Um estudo apoiado pela ALS Association e desenvolvido por Leonard Petrucelli, Ph.D. da Mayo Clinic em Jacksonville e outros pesquisadores de instituições como Stanford University, mostrou que, reduzindo a expressão da proteína SUPT4H1, é possível diminuir os níveis circulantes de 3 substâncias tóxicas formadas pela expansão do gene C9orf72, o qual é o representante, de acordo com a revista Science, da causa genética mais comum para ELA nos Estados Unidos e Europa. O estudo (publicado em 12/08/2016) mostra, portanto, indícios favoráveis para o desenvolvimento de terapias que reduzam a expressão dessa proteína, podendo, assim, contribuir para o tratamento de pacientes com ELA portadores da expansão do gene C9orf72.
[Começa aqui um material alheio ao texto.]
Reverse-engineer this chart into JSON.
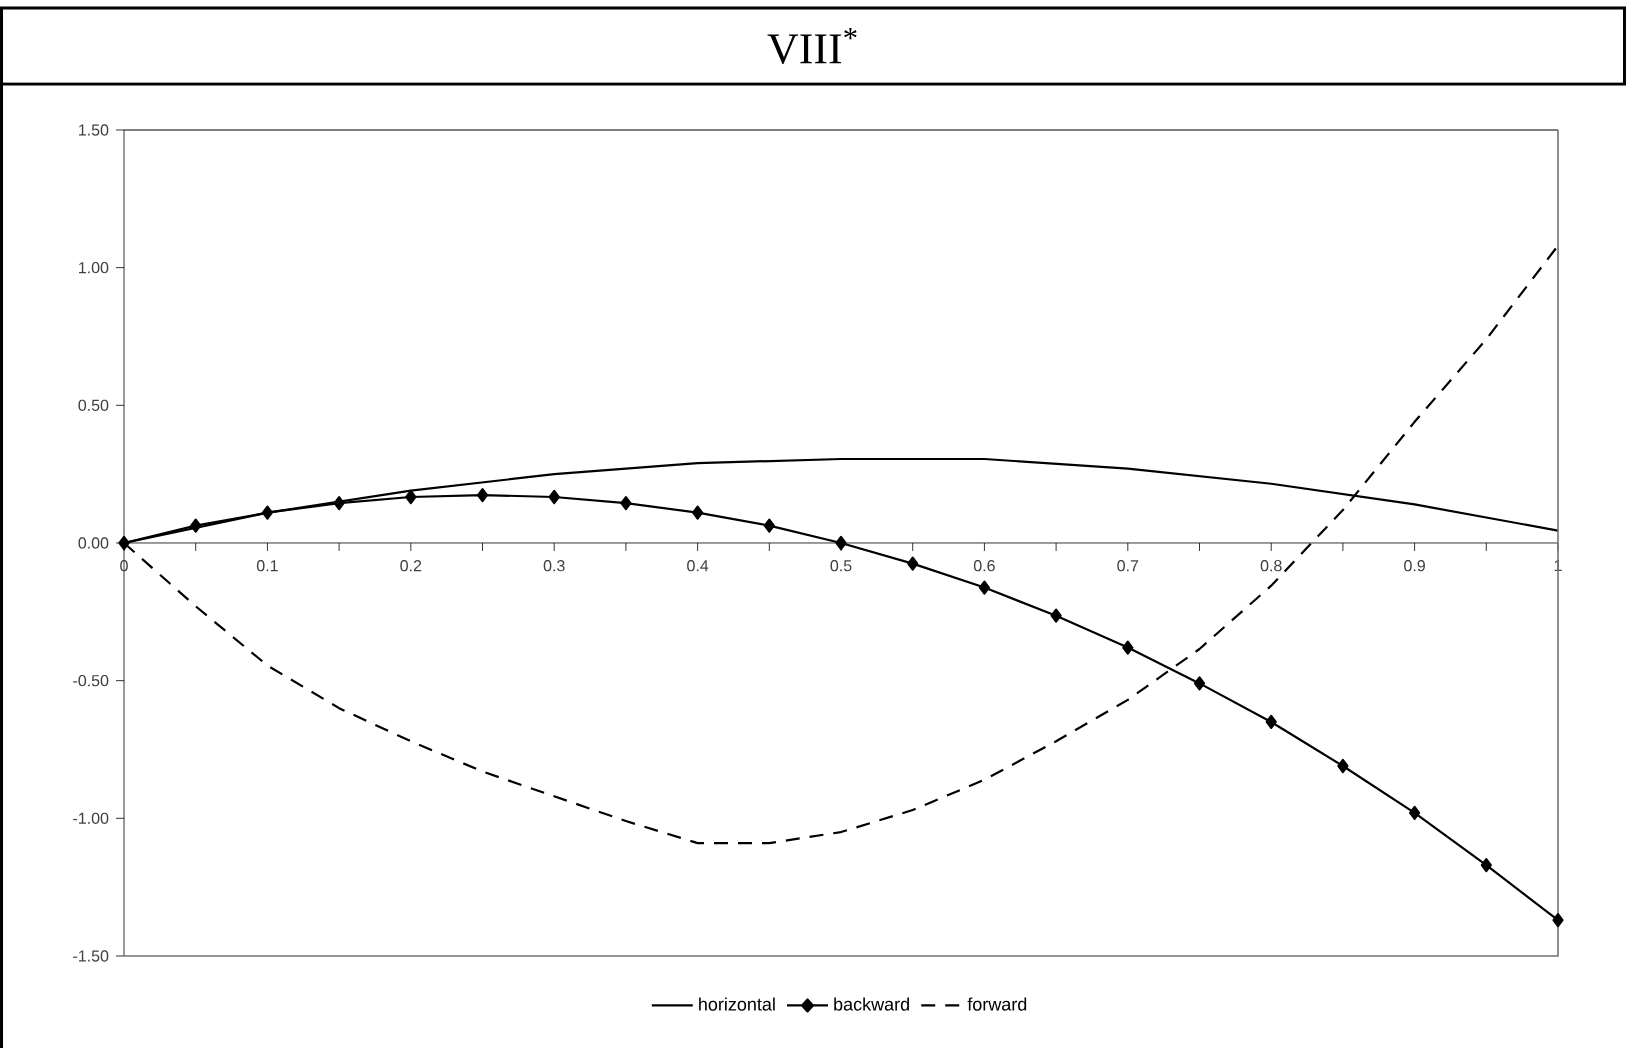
{
  "chart_data": {
    "type": "line",
    "title": "VIII$^{*}$",
    "xlim": [
      0,
      1
    ],
    "ylim": [
      -1.5,
      1.5
    ],
    "xticks": [
      0,
      {
        "value": 0.05,
        "label": null
      },
      {
        "value": 0.1,
        "label": "0.1"
      },
      {
        "value": 0.15,
        "label": null
      },
      {
        "value": 0.2,
        "label": "0.2"
      },
      {
        "value": 0.25,
        "label": null
      },
      {
        "value": 0.3,
        "label": "0.3"
      },
      {
        "value": 0.35,
        "label": null
      },
      {
        "value": 0.4,
        "label": "0.4"
      },
      {
        "value": 0.45,
        "label": null
      },
      {
        "value": 0.5,
        "label": "0.5"
      },
      {
        "value": 0.55,
        "label": null
      },
      {
        "value": 0.6,
        "label": "0.6"
      },
      {
        "value": 0.65,
        "label": null
      },
      {
        "value": 0.7,
        "label": "0.7"
      },
      {
        "value": 0.75,
        "label": null
      },
      {
        "value": 0.8,
        "label": "0.8"
      },
      {
        "value": 0.85,
        "label": null
      },
      {
        "value": 0.9,
        "label": "0.9"
      },
      {
        "value": 0.95,
        "label": null
      },
      1
    ],
    "yticks": [
      {
        "value": -1.5,
        "label": "-1.50"
      },
      {
        "value": -1,
        "label": "-1.00"
      },
      {
        "value": -0.5,
        "label": "-0.50"
      },
      {
        "value": 0,
        "label": "0.00"
      },
      {
        "value": 0.5,
        "label": "0.50"
      },
      {
        "value": 1,
        "label": "1.00"
      },
      {
        "value": 1.5,
        "label": "1.50"
      }
    ],
    "grid": false,
    "legend": "bottom",
    "series": [
      {
        "name": "horizontal",
        "color": "#000000",
        "marker": "none",
        "line_style": "solid",
        "x": [
          0,
          0.1,
          0.2,
          0.3,
          0.4,
          0.5,
          0.6,
          0.7,
          0.8,
          0.9,
          1
        ],
        "values": [
          0,
          0.11,
          0.19,
          0.25,
          0.29,
          0.305,
          0.305,
          0.27,
          0.215,
          0.14,
          0.045
        ]
      },
      {
        "name": "backward",
        "color": "#000000",
        "marker": "diamond",
        "line_style": "solid",
        "x": [
          0,
          0.05,
          0.1,
          0.15,
          0.2,
          0.25,
          0.3,
          0.35,
          0.4,
          0.45,
          0.5,
          0.55,
          0.6,
          0.65,
          0.7,
          0.75,
          0.8,
          0.85,
          0.9,
          0.95,
          1
        ],
        "values": [
          0,
          0.063,
          0.11,
          0.145,
          0.167,
          0.174,
          0.167,
          0.145,
          0.11,
          0.063,
          0,
          -0.075,
          -0.162,
          -0.264,
          -0.38,
          -0.51,
          -0.65,
          -0.81,
          -0.98,
          -1.17,
          -1.37
        ]
      },
      {
        "name": "forward",
        "color": "#000000",
        "marker": "none",
        "line_style": "dashed",
        "x": [
          0,
          0.05,
          0.1,
          0.15,
          0.2,
          0.25,
          0.3,
          0.35,
          0.4,
          0.45,
          0.5,
          0.55,
          0.6,
          0.65,
          0.7,
          0.75,
          0.8,
          0.85,
          0.9,
          0.95,
          1
        ],
        "values": [
          0,
          -0.23,
          -0.445,
          -0.6,
          -0.72,
          -0.83,
          -0.92,
          -1.01,
          -1.09,
          -1.09,
          -1.05,
          -0.97,
          -0.86,
          -0.72,
          -0.57,
          -0.385,
          -0.155,
          0.12,
          0.44,
          0.74,
          1.08
        ]
      }
    ]
  }
}
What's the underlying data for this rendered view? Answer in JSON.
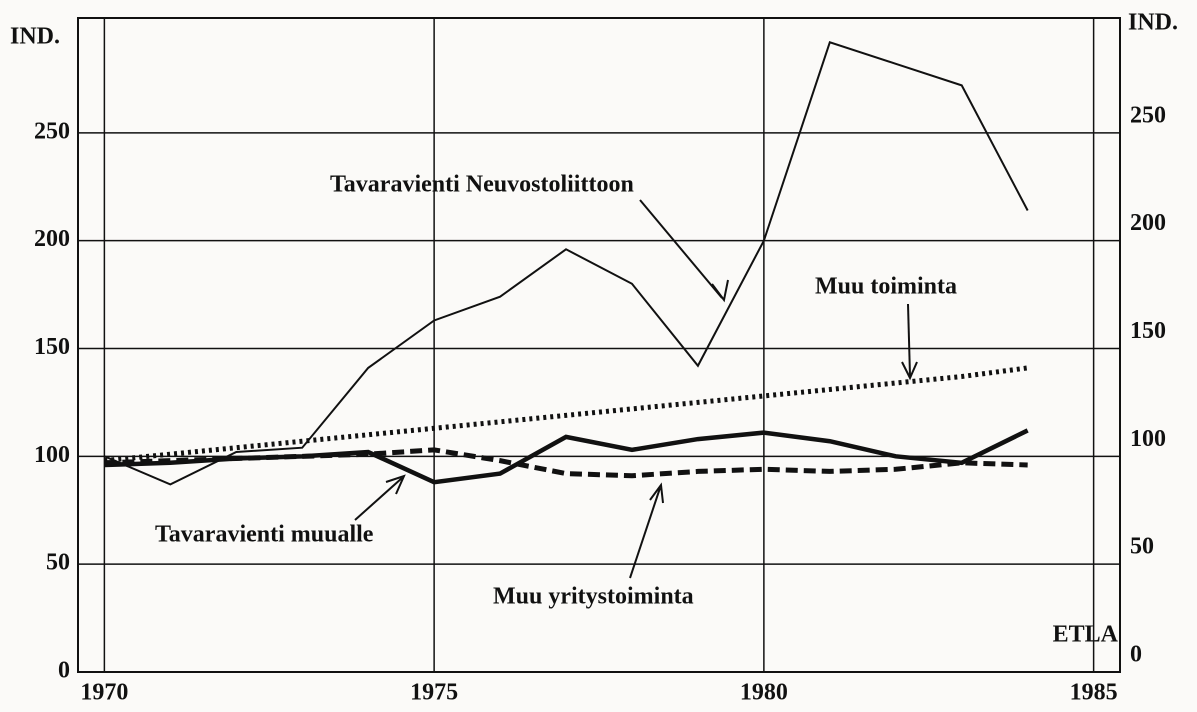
{
  "chart_data": {
    "type": "line",
    "x": [
      1970,
      1971,
      1972,
      1973,
      1974,
      1975,
      1976,
      1977,
      1978,
      1979,
      1980,
      1981,
      1982,
      1983,
      1984
    ],
    "series": [
      {
        "name": "Tavaravienti Neuvostoliittoon",
        "color": "#111111",
        "style": "thin",
        "values": [
          100,
          87,
          102,
          104,
          141,
          163,
          174,
          196,
          180,
          142,
          200,
          292,
          282,
          272,
          214
        ]
      },
      {
        "name": "Tavaravienti muualle",
        "color": "#111111",
        "style": "thick",
        "values": [
          96,
          97,
          99,
          100,
          102,
          88,
          92,
          109,
          103,
          108,
          111,
          107,
          100,
          97,
          112
        ]
      },
      {
        "name": "Muu toiminta",
        "color": "#111111",
        "style": "dashed",
        "values": [
          98,
          101,
          104,
          107,
          110,
          113,
          116,
          119,
          122,
          125,
          128,
          131,
          134,
          137,
          141
        ]
      },
      {
        "name": "Muu yritystoiminta",
        "color": "#111111",
        "style": "thickdash",
        "values": [
          97,
          98,
          99,
          100,
          101,
          103,
          98,
          92,
          91,
          93,
          94,
          93,
          94,
          97,
          96
        ]
      }
    ],
    "xlim": [
      1969.6,
      1985.4
    ],
    "xticks": [
      1970,
      1975,
      1980,
      1985
    ],
    "ylim": [
      0,
      300
    ],
    "yticks": [
      0,
      50,
      100,
      150,
      200,
      250
    ],
    "y2lim": [
      0,
      300
    ],
    "y2ticks": [
      0,
      50,
      100,
      150,
      200,
      250
    ],
    "ylabel": "IND.",
    "y2label": "IND.",
    "source": "ETLA",
    "grid": true
  }
}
O DNA humano coordena o funcionamento do corpo ao fazer com que haja a produção de proteínas que participam da preservação das condições adequadas para a sobrevivência do organismo, e os genes são os pedaços do DNA encarregados de produzir as proteínas. A “expansão do gene C9orf72” é uma alteração (mutação) no DNA de modo a gerar proteínas diferentes daquelas que seriam esperadas, além de outros produtos também danosos ao organismo. Até então, os esforços para o desenvolvimento de tratamentos para as complicações geradas pela presença dessas substâncias perigosas se baseavam na tentativa de diminuição da ação desses compostos.

No estudo publicado, o novo alvo foi o fator de transcrição Spt4 presente em leveduras, o qual é o equivalente à proteína SUPT4H1 em humanos. Tanto o Spt4 quanto a proteína SUPT4H1 têm a função de desencadear a formação de compostos tóxicos a partir do DNA mutado. Percebeu-se nesse estudo que, reduzindo-se a quantidade de Spt4 nas leveduras, menos substâncias prejudiciais ao organismo são geradas. Além disso, resultados similares foram obtidos a partir de testes em outros modelos animais e células humanas, sendo que, nesse segundo exemplo, não surgiram sinais óbvios de toxicidade.

Dessa forma, a redução da proteína SUPT4H1 emerge como possível nova abordagem para o desenvolvimento de terapias para pacientes que, em decorrência de mutação no gene C9orf72 em especial, desenvolveram ELA. Cabe ressaltar que os estudos atuais com meios diferentes, mas ainda visando à redução da expressão das regiões expandidas do gene C9orf72, continuarão em prosseguimento.

O “Projeto ELA Brasil” foi, inclusive, pioneiro nacional no estudo das mutações no gene C9orf72 em pacientes com ELA em larga escala, tendo implementado suas análises desde 2010 e as aperfeiçoado desde então.